D’abord il a pris un bocal de quatre litres et on est allés de l’autre côté de la maison, à l’endroit où le robinet d’eau pointait tout droit hors du sol comme le doigt tendu d’un saint, au beau milieu d’une mare de boue.
Il a ouvert la boîte de Coco et il en a versé le contenu dans le bocal. Ensuite, il a mis le bocal sous le robinet et il a ouvert l’eau. L’eau a jailli du robinet en éclaboussant partout, avec de grands gargouillis.
Il a bien fait attention que le bocal ne déborde pas et que son précieux Coco ne se répande pas par terre. Une fois le bocal plein, il a refermé le robinet du geste sec et délicat à la fois du neurochirurgien célèbre qui procède à l’ablation d’une partie endommagée de votre imagination. Puis il a revissé le bouchon sur son bocal, en serrant bien, et il l’a secoué un bon coup.
La première partie de la cérémonie était terminée.
Assemblage en apparence disparate de scènes bigarrées échappées de son enfance pauvre dans les états du Nord-Ouest américain, de sa vie à San Francisco et de ses échappées belles en famille dans l’Idaho, « La pêche à la truite en Amérique » aurait pu demeurer l’un des nombreux successeurs des grands élans romanesques de la beat generation, en inscrivant dans ses récits, comme les aînés, une poésie diffuse et salement populaire. Il s’y ajoute sans doute un indéfinissable sens de l’absurde, du langage qui semble dénier toute poésie pour l’atteindre, plus fort, par le chemin le plus inattendu, avec un très bref clin d’œil et comme si de rien n’était. Face à une dureté sans nom, autour, il explose aussi, dans ces courtes histoires qui résonnent entre elles, comme l’anticipation d’une bienveillance radicale. On comprend sans doute l’affection qu’eurent pour ce recueil les hippies de 1967-1972, et la désaffection qui entoura hélas peu à peu l’auteur lorsque la vague reflua, sous les erreurs des uns et les chasses des autres à ce qui menace une certaine société.

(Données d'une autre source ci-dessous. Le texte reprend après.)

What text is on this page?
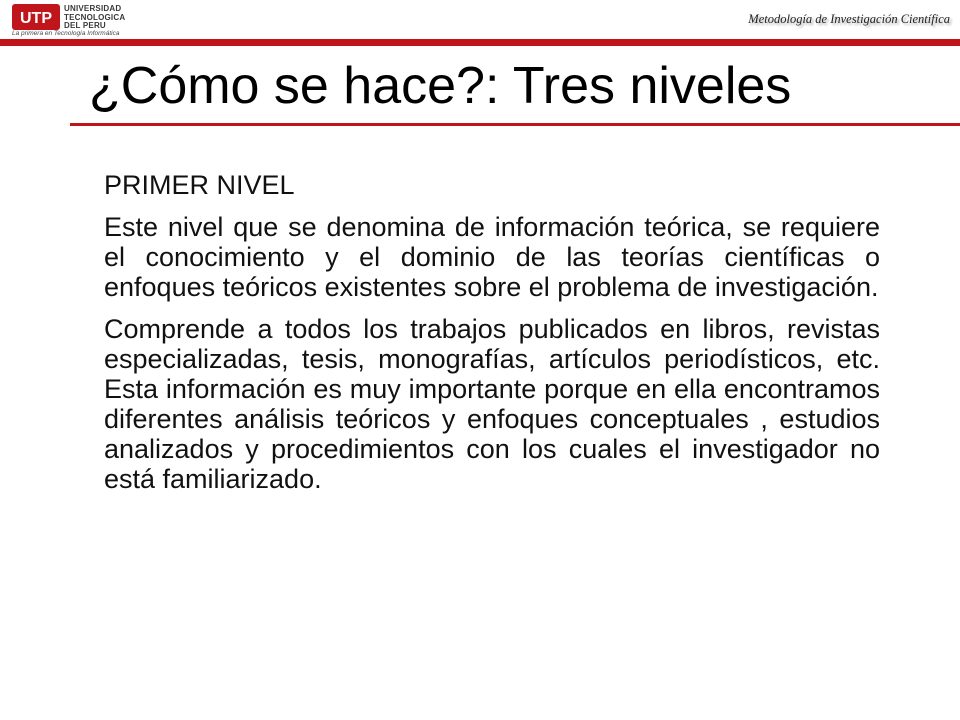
UTP
UNIVERSIDAD
TECNOLOGICA
DEL PERU
La primera en Tecnología Informática
Metodología de Investigación Científica
¿Cómo se hace?: Tres niveles

PRIMER NIVEL

Este nivel que se denomina de información teórica, se requiere el conocimiento y el dominio de las teorías científicas o enfoques teóricos existentes sobre el problema de investigación.

Comprende a todos los trabajos publicados en libros, revistas especializadas, tesis, monografías, artículos periodísticos, etc. Esta información es muy importante porque en ella encontramos diferentes análisis teóricos y enfoques conceptuales , estudios analizados y procedimientos con los cuales el investigador no está familiarizado.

Londres. Le 1er décembre 1887 ; le 7 juillet, le 8 août, le 30 septembre, un jour du mois d’octobre et le 9 novembre 1888 ; le 1er juin, le 17 juillet et le 10 septembre 1889…
Le déguisement était parfait.
Personne ne l’a jamais vu, hormis, bien entendu, les victimes. Les victimes, elles, l’ont vu.
Qui aurait pu se douter ?
Personne !
Scotland Yard ?
(Pouf!)
Ils étaient toujours à cent kilomètres de là, avec leurs chapeaux à pêcher le flétan, à chercher sous la poussière.
Personne n’a jamais rien découvert.
Oh, maintenant il est Maire du Vingtième Siècle ! Un rasoir, un couteau et un ukulélé sont ses instruments favoris.
Bien sûr, il fallait que ce fût un ukulélé. Personne d’autre n’y aurait pensé pour labourer les intestins à la manière d’une charrue.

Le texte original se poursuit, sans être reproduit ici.